There is no conclusive evidence that the herb ginkgo biloba prevents memory loss. And research has shown that the combination of estrogen and progestin increased the risk of dementia in women older than age 65.
So what can you do to prevent memory loss? Clinical trials are under way to test specific interventions. While those tests are being conducted, you may want to consider hints from animal and observational studies of promising approaches. These steps are already beneficial in other ways and may help reduce the risk of developing memory problems.
- Lower cholesterol and high blood pressure.
A number of studies in recent years have suggested that vascular diseases — heart disease and stroke — may contribute to the development of AD, the severity of AD, or the development of multi-infarct dementia (also called vascular dementia). - Don’t smoke or abuse alcohol.

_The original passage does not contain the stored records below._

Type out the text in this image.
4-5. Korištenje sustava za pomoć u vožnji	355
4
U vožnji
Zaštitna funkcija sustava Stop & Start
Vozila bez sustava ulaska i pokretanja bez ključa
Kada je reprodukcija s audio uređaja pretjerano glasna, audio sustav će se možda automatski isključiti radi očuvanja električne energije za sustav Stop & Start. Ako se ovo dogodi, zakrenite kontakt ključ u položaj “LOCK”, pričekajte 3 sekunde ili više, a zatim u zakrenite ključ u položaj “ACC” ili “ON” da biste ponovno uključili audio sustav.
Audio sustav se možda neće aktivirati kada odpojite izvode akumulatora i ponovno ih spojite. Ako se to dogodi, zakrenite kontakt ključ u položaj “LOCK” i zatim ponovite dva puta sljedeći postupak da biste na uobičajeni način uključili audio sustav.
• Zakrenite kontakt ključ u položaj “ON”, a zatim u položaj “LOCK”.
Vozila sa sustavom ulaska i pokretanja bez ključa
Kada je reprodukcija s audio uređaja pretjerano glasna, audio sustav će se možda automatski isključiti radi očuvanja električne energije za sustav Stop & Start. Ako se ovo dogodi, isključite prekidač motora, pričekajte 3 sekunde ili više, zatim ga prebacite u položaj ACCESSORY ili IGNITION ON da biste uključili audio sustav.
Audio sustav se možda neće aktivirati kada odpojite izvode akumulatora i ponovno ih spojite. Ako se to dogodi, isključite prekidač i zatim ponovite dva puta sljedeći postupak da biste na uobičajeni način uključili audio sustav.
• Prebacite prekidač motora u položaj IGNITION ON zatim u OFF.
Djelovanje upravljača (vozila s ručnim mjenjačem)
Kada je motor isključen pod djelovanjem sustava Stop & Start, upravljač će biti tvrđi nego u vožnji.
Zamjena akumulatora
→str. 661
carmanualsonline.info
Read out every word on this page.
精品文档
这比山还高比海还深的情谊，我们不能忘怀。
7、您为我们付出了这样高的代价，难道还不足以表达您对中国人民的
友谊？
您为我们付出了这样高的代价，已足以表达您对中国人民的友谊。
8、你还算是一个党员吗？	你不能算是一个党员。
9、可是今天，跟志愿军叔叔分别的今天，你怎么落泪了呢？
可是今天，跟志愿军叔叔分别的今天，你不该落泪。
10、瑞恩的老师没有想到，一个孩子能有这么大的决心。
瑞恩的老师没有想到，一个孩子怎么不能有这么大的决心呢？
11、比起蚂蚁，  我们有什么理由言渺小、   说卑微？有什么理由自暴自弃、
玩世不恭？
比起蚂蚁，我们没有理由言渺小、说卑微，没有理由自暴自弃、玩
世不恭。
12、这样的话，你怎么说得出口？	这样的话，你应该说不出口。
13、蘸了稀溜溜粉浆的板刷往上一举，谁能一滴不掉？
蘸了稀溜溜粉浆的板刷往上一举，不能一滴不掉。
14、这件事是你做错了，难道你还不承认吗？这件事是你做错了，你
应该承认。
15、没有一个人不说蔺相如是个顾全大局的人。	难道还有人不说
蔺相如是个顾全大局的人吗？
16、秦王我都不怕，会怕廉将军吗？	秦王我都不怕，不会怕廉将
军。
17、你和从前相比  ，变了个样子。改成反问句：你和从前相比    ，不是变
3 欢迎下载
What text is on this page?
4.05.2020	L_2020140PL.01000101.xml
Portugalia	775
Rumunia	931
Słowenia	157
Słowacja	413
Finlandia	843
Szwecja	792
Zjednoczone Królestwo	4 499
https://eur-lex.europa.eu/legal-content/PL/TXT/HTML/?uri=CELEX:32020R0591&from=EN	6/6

According to a recent research report from Harvard Medical School, “Improving Memory: Understanding Age-Related Memory Loss,” smokers perform worse than nonsmokers in studies of memory and thinking skills. Heavy alcohol use can also impair memory. - Get regular exercise.
Physical activity may help maintain blood flow to the brain and reduce risk factors associated with dementia. - Maintain healthy eating habits.
According to a study published in the Oct. 24, 2006, issue of Neurology, eating vegetables may help slow down the rate of cognitive change in adults. Researchers studied 3,718 residents in Chicago who were older than age 65. Of the types of vegetables, green leafy vegetables had the strongest association with slowing the rate of cognitive decline. Also reducing foods high in saturated fat and cholesterol and eating fish with beneficial omega-3 fatty acids, such as salmon and tuna, may benefit brain health. An NIA-funded clinical trial to test the effects of omega-3 fatty acids in people with AD is now recruiting patients nationwide. - Maintain social interactions.
Social interaction can help reduce stress levels and has been associated with a lower risk of dementia. In the February 2007 issue of the Archives of General Psychiatry, researchers found that loneliness is associated with an increased risk of late-life dementia. - Keep your brain active.
Some experts suggest that challenging the brain with such activities as reading, writing, learning a new skill, playing games, and gardening stimulates brain cells and the connections between the cells, and may be associated with a lower risk of dementia.